The second Sherlock Holmes film directed by Guy Ritchie–“Sherlock Holmes: A Game of Shadows“–recently appeared in theaters, starring Robert Downey, Jr. and Jude Law as Holmes and Watson, respectively. While some critics have not liked the more action-oriented approach toward Holmes’s character that Downey brings to the role, I’ve accepted it for what it is and concur with Roger Ebert in the overall positive assessment of this second installment and find that it offers a reasonably satisfying blend of the cerebral and the physical. (Though I should note that I really prefer the somewhat updated, yet still rather traditional, life that Cumberbatch and Freeman breathe into the roles in the BBC’s brilliantly done Sherlock series.)
Especially valuable are the dramatic scenes where Holmes and Moriarty, in classic form, match wits. There is a wonderfully set chess match between the two that parallels the action.
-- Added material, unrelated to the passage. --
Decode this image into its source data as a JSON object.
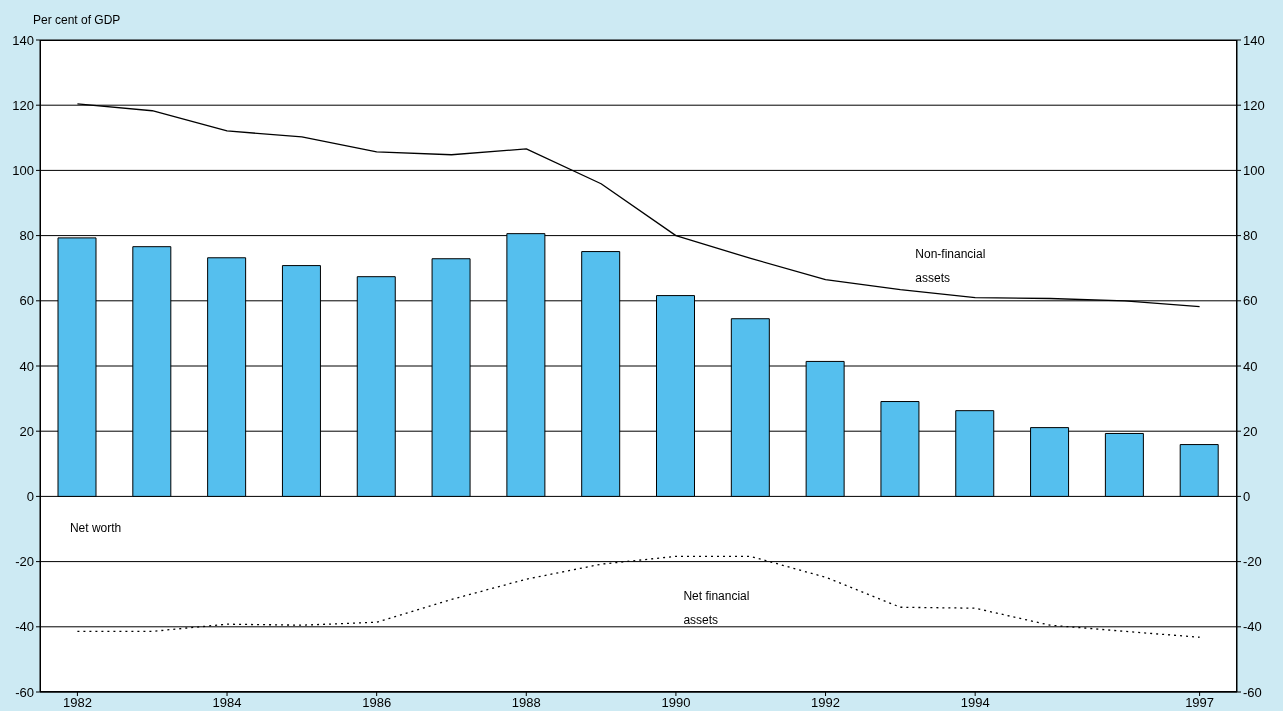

One of the things I like most about this film takes us back to a theme that Mr. Pond explored in an earlier post on villians, doubles, and shadows. The conflict between good and evil without is palpably present, as is the parallel conflict within as part of the human condition. Moriarty reminds Holmes of both just when Holmes thinks he’s on the brink of “winning this round.” The entire film is, indeed, a “game of shadows” both in content and visual representation.
I’ll say no more, since I’m keen to hear what all of you fellow Sherlockians think. Have you seen the film? Liked it? Disliked it? Don’t plan to see it? Why?